The challenge for men in 1973 was to transform ourselves out of our ’58 mentality and become unafraid of the parity and equal libido of our bedroom partners. It probably seems ludicrous to younger men of today, but it was serious business. A lot of guys couldn’t or wouldn’t accomplish the transition. If you don’t think men were threatened, remember the angry, visceral reaction of the construction workers to the ban-the-bra parades in New York? I never understood it. You’d think they would have loved the free-swinging breasts, but I guess these guys felt safer with the girdle and hosiery snaps and stiff bra--encumbered women of their mother’s day.
When I spoke with my first wife on the phone last month—after a hiatus of thirty-two years, she asked me what Jill does. When I told her that she’s a shrink, she replied, “Oh, so that’s how you managed to grow up.” (I think she never believed that I could manage to get it together and successfully raise a family).
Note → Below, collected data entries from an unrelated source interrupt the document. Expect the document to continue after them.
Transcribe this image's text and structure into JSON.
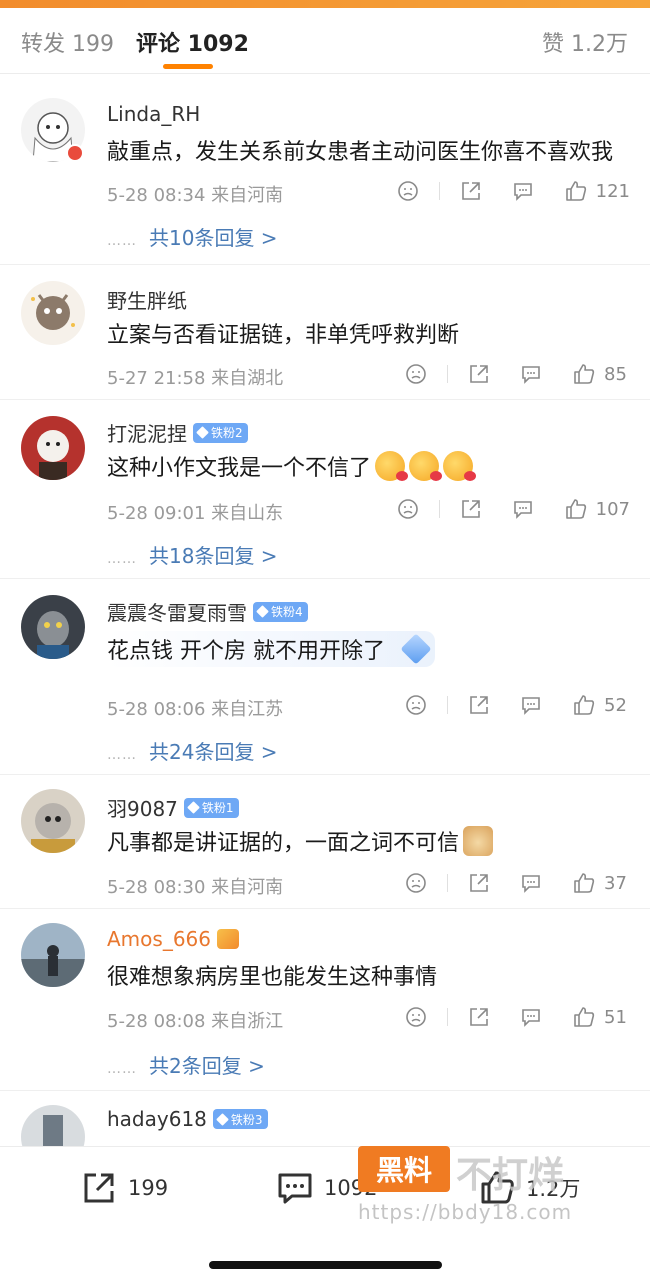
{
  "tabs": {
    "repost": "转发 199",
    "comments": "评论 1092",
    "likes": "赞 1.2万"
  },
  "comments": [
    {
      "name": "Linda_RH",
      "text": "敲重点，发生关系前女患者主动问医生你喜不喜欢我",
      "meta": "5-28 08:34 来自河南",
      "likes": "121",
      "replies": "共10条回复 >"
    },
    {
      "name": "野生胖纸",
      "text": "立案与否看证据链，非单凭呼救判断",
      "meta": "5-27 21:58 来自湖北",
      "likes": "85"
    },
    {
      "name": "打泥泥捏",
      "badge": "铁粉2",
      "text": "这种小作文我是一个不信了",
      "meta": "5-28 09:01 来自山东",
      "likes": "107",
      "replies": "共18条回复 >"
    },
    {
      "name": "震震冬雷夏雨雪",
      "badge": "铁粉4",
      "text": "花点钱 开个房 就不用开除了",
      "meta": "5-28 08:06 来自江苏",
      "likes": "52",
      "replies": "共24条回复 >"
    },
    {
      "name": "羽9087",
      "badge": "铁粉1",
      "text": "凡事都是讲证据的，一面之词不可信",
      "meta": "5-28 08:30 来自河南",
      "likes": "37"
    },
    {
      "name": "Amos_666",
      "text": "很难想象病房里也能发生这种事情",
      "meta": "5-28 08:08 来自浙江",
      "likes": "51",
      "replies": "共2条回复 >"
    },
    {
      "name": "haday618",
      "badge": "铁粉3"
    }
  ],
  "reply_dots": "……",
  "bottom": {
    "repost_count": "199",
    "comment_count": "1092",
    "like_count": "1.2万"
  },
  "watermark": {
    "brand": "黑料",
    "slogan": "不打烊",
    "url": "https://bbdy18.com"
  },
  "colors": {
    "accent": "#ff8200",
    "reply_link": "#4a7bb5",
    "fan_badge": "#6ea8f5",
    "vip_name": "#e8772e"
  }
}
That’s not what forced the maturity. It was those heterosexual Jill’s and Elaine’s flaunting their sexuality and telling us, perhaps not directly, but telling us nonetheless, that if we couldn’t meet the challenge, they could do without us. That’s not lesbianism, it’s putting liberation and authenticity first. For the guys who could accept it, it liberated us and gave us the authenticity that we hadn’t realized we were lacking.